En 2014, la faillite du numéro deux français du transport routier de colis avait mis près de 2.900 personnes au chômage, constituant ainsi l'une des plus lourdes socialement depuis celle de Moulinex en 2001. Les salariés réclament un PSE au moins équivalent à celui de Mory Ducros il y a un an. L'actionnaire avait accordé aux licenciés une enveloppe de 30 millions d'euros en plus du minimum légal.
Valls "pleinement conscient" du drame
Pour l'heure, Arcole Industries est aux abonnés absents, critiquent les syndicats. Selon eux, seuls 3 millions d'euros seraient prévus pour les mesures d'accompagnement (congés de reclassement, budget formation, etc.), et rien pour les indemnités supplémentaires de licenciement. Le 26 mars, l'Etat a sommé Arcole "d'assumer ses responsabilités d'actionnaire et de contribuer au financement du PSE", accusant le groupe de ne pas avoir "redressé l'entreprise, en dépit du soutien sans précédent apporté par les pouvoirs publics".Invité mardi sur BFMTV/RMC, le Premier ministre Manuel Valls s'est dit "pleinement conscient de ce drame que vivent les salariés". "On voit bien qu'on est au bout de quelque chose mais il faut trouver une solution pour chacun des salariés, et au niveau de rémunération auquel ils sont", a-t-il insisté.
Le gouvernement "travaille sur un plan de reconversion des sites et surtout pour trouver des possibilités d'embauche dans le secteur, par exemple des cars", a-t-il ajouté.

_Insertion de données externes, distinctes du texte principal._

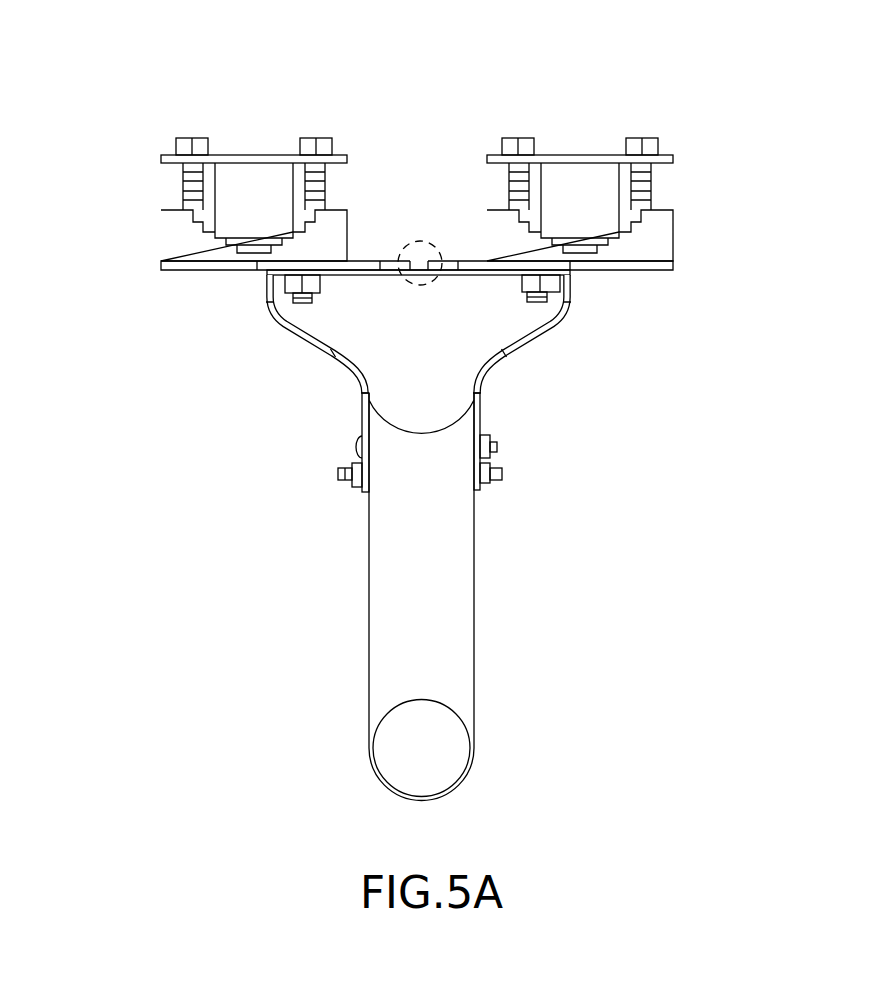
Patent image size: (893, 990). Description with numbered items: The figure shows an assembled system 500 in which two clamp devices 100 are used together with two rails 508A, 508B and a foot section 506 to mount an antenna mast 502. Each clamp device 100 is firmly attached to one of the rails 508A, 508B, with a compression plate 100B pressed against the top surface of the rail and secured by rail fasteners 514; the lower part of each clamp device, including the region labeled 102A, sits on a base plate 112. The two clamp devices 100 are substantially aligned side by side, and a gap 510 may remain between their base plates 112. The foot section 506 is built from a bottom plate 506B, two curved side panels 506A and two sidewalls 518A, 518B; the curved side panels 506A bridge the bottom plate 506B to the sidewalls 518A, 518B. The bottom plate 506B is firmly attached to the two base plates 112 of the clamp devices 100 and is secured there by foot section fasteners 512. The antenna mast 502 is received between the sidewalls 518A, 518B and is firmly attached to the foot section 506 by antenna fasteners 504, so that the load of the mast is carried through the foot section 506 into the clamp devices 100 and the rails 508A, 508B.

The assembled system 500 is at (652, 64).
The clamp device 100 is at (125, 225).
The compression plate 100B is at (165, 158).
The rail fasteners 514 is at (184, 136).
The rail 508A is at (254, 165).
The rail 508B is at (580, 165).
The clamp base 102A is at (170, 246).
The base plate 112 is at (202, 273).
The gap 510 is at (421, 264).
The foot section fasteners 512 is at (545, 285).
The foot section 506 is at (290, 360).
The curved side panels 506A is at (532, 332).
The bottom plate 506B is at (358, 276).
The sidewall 518A is at (478, 425).
The sidewall 518B is at (362, 406).
The antenna fasteners 504 is at (502, 473).
The antenna mast 502 is at (458, 630).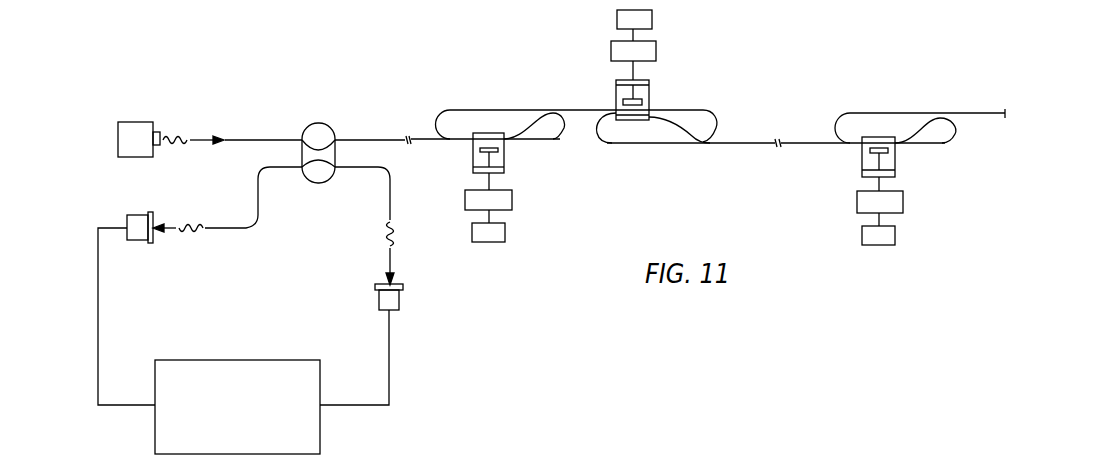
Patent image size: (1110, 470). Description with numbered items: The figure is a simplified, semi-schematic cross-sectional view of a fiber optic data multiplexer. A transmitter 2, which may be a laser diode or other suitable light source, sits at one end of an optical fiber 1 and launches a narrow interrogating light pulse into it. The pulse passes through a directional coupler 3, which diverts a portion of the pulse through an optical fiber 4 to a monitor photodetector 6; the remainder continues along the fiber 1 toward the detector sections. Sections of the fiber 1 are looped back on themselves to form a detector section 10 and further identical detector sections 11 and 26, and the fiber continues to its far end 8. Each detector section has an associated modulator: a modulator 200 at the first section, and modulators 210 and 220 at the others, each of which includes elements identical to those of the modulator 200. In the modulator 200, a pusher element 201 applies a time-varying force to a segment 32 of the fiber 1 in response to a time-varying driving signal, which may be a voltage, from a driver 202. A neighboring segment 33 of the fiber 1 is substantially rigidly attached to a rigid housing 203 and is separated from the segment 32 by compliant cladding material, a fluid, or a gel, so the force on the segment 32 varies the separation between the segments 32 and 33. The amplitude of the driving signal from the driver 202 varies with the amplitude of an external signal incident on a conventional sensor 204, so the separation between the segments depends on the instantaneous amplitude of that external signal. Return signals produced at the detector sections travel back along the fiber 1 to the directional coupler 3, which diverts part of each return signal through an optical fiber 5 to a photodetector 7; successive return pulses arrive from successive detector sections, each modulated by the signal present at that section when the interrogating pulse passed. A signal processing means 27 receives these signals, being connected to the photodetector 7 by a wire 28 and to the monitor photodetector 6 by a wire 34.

Les syndicats seront à nouveau reçus jeudi à 17H00 au ministère des Transports, une semaine après une première rencontre. En février 2014, l'Etat avait accordé à la société un prêt de 17,5 millions d'euros, au titre du Fonds de développement économique et social (FDES), une aide publique qui fait l'objet d'une enquête de la Commission européenne. Dans un jugement d'une rare sévérité, dont l'AFP a obtenu copie, le tribunal de commerce de Pontoise a constaté un an plus tard que "l'actionnaire principal a semblé se désintéresser du projet de restructuration de la société MoryGlobal et de sa pérennité", ne donnant aucun "signe suffisant d'implication". Pire, il "s'est lui-même mis en difficulté" en prélevant 7,5 millions d'euros de la trésorerie de MoryGlobal pour financer le PSE de Mory Ducros, s'étonnent les juges, évoquant un "acte de gestion anormal" et un plan de cession "défectueux dès l'origine". Les syndicats exigent que la vente des actifs du groupe (agences, marchandises stockées, véhicules, etc.) serve en priorité au financement de leur plan social. Mardi matin, des salariés venus de Lorient, Angers, Nantes et Rennes ont bloqué une partie du périphérique de Nantes, avec plus d'une trentaine de poids-lourds, provoquant de forts ralentissements sur les voies intérieure et extérieure.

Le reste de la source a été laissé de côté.